As for the comb it ought to come in handy
For someone with only half a head of hair.
(Staying cheerful can be a full-time job.)

Later I steer clear of bathers a mile off,
People being more dangerous than asps,
Though after-images of the younger females
Float on my retina for hours to come,
Rising and falling with the tidal cycle.

It is said that the girls left in the sea
Are as good as any that came out of it,
Even if the best fish swim near the bottom
And have to be searched for. Though not by me,
For whom drowning is nobody's business.

The hairs on my legs and body are aligned
With the drag of the waters off Mombasa,
Where my ancestors tested the new medium
But found it inimical to the mind.
The sea's my provider, not my element.

Offshore a fishing boat goes round in circles
Searching for its cork floats and marker buoys,
Stewed tea in a pot on the galley stove
And cigarettes between wind-hardened lips
Like pegs stuck any old how in a cribbage board.

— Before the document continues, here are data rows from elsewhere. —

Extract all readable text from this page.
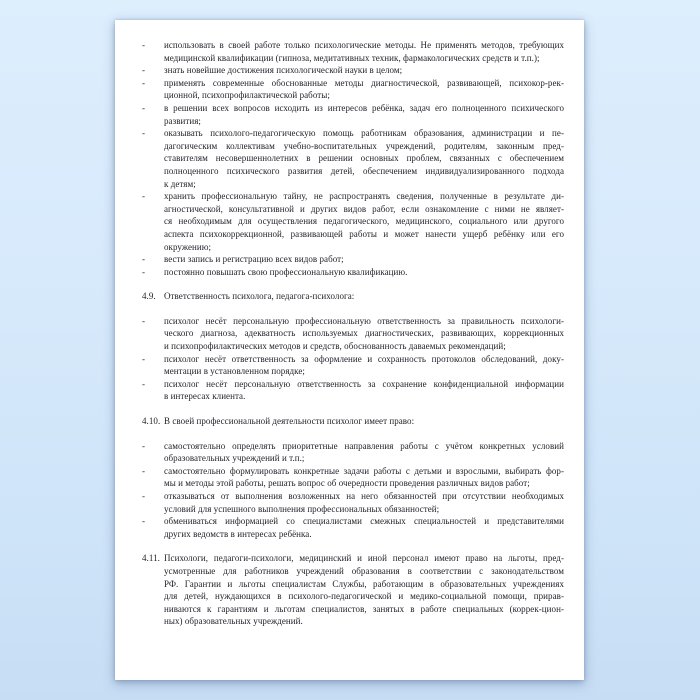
-	использовать в своей работе только психологические методы. Не применять методов, требующих
медицинской квалификации (гипноза, медитативных техник, фармакологических средств и т.п.);
-	знать новейшие достижения психологической науки в целом;
-	применять современные обоснованные методы диагностической, развивающей, психокор-рек-
ционной, психопрофилактической работы;
-	в решении всех вопросов исходить из интересов ребёнка, задач его полноценного психического
развития;
-	оказывать психолого-педагогическую помощь работникам образования, администрации и пе-
дагогическим коллективам учебно-воспитательных учреждений, родителям, законным пред-
ставителям несовершеннолетних в решении основных проблем, связанных с обеспечением
полноценного психического развития детей, обеспечением индивидуализированного подхода
к детям;
-	хранить профессиональную тайну, не распространять сведения, полученные в результате ди-
агностической, консультативной и других видов работ, если ознакомление с ними не являет-
ся необходимым для осуществления педагогического, медицинского, социального или другого
аспекта психокоррекционной, развивающей работы и может нанести ущерб ребёнку или его
окружению;
-	вести запись и регистрацию всех видов работ;
-	постоянно повышать свою профессиональную квалификацию.
4.9. Ответственность психолога, педагога-психолога:
-	психолог несёт персональную профессиональную ответственность за правильность психологи-
ческого диагноза, адекватность используемых диагностических, развивающих, коррекционных
и психопрофилактических методов и средств, обоснованность даваемых рекомендаций;
-	психолог несёт ответственность за оформление и сохранность протоколов обследований, доку-
ментации в установленном порядке;
-	психолог несёт персональную ответственность за сохранение конфиденциальной информации
в интересах клиента.
4.10. В своей профессиональной деятельности психолог имеет право:
-	самостоятельно определять приоритетные направления работы с учётом конкретных условий
образовательных учреждений и т.п.;
-	самостоятельно формулировать конкретные задачи работы с детьми и взрослыми, выбирать фор-
мы и методы этой работы, решать вопрос об очередности проведения различных видов работ;
-	отказываться от выполнения возложенных на него обязанностей при отсутствии необходимых
условий для успешного выполнения профессиональных обязанностей;
-	обмениваться информацией со специалистами смежных специальностей и представителями
других ведомств в интересах ребёнка.
4.11. Психологи, педагоги-психологи, медицинский и иной персонал имеют право на льготы, пред-
усмотренные для работников учреждений образования в соответствии с законодательством
РФ. Гарантии и льготы специалистам Службы, работающим в образовательных учреждениях
для детей, нуждающихся в психолого-педагогической и медико-социальной помощи, прирав-
ниваются к гарантиям и льготам специалистов, занятых в работе специальных (коррек-цион-
ных) образовательных учреждений.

If it's whiting they're after they can keep them—
Fish that God must have designed for the meek
And those repenting what they thought were sins.
But the birds are keen enough, crying out loud
About emptiness and the needy young.

Afternoon, and a snare among the dunes—
An empty wallet, with its false smile uppermost.
I kick it into the tangles of marram grass,
Being one to keep clear of police courts
And the apologetics of petty crime.

A sore thumb on the unlimited strand,
I've never asked to be looked at, never
Aspired to kingship or yearned for plaudits,
Never been one to beat a bronze-bound ball
Up into the sky with a mud-stained hurley.

It is for me to state, you to believe
In the time you buy with your surplus value.
The bluffs are not called that for nothing
And they'll resist the battering of the sea
For long enough to see me out, and you.

Someone approaches, a woman in boots
And mac, walking a weary spayed retriever.
I give her the time of day, but she just narrows
Her eyes, with closed-mouth smile, and marches on,
Anxiousness trailing like a waft of scent.

When I look round I see that she does not.
The clouds stay closed for the sunset, and darkness
Will soon be shooing me into my hut
For beans and bacon and rearranging blankets
And communion with my half comb and comforter.


Fergus Allen, Mrs Power Looks Over the Bay, Faber and Faber, 1999.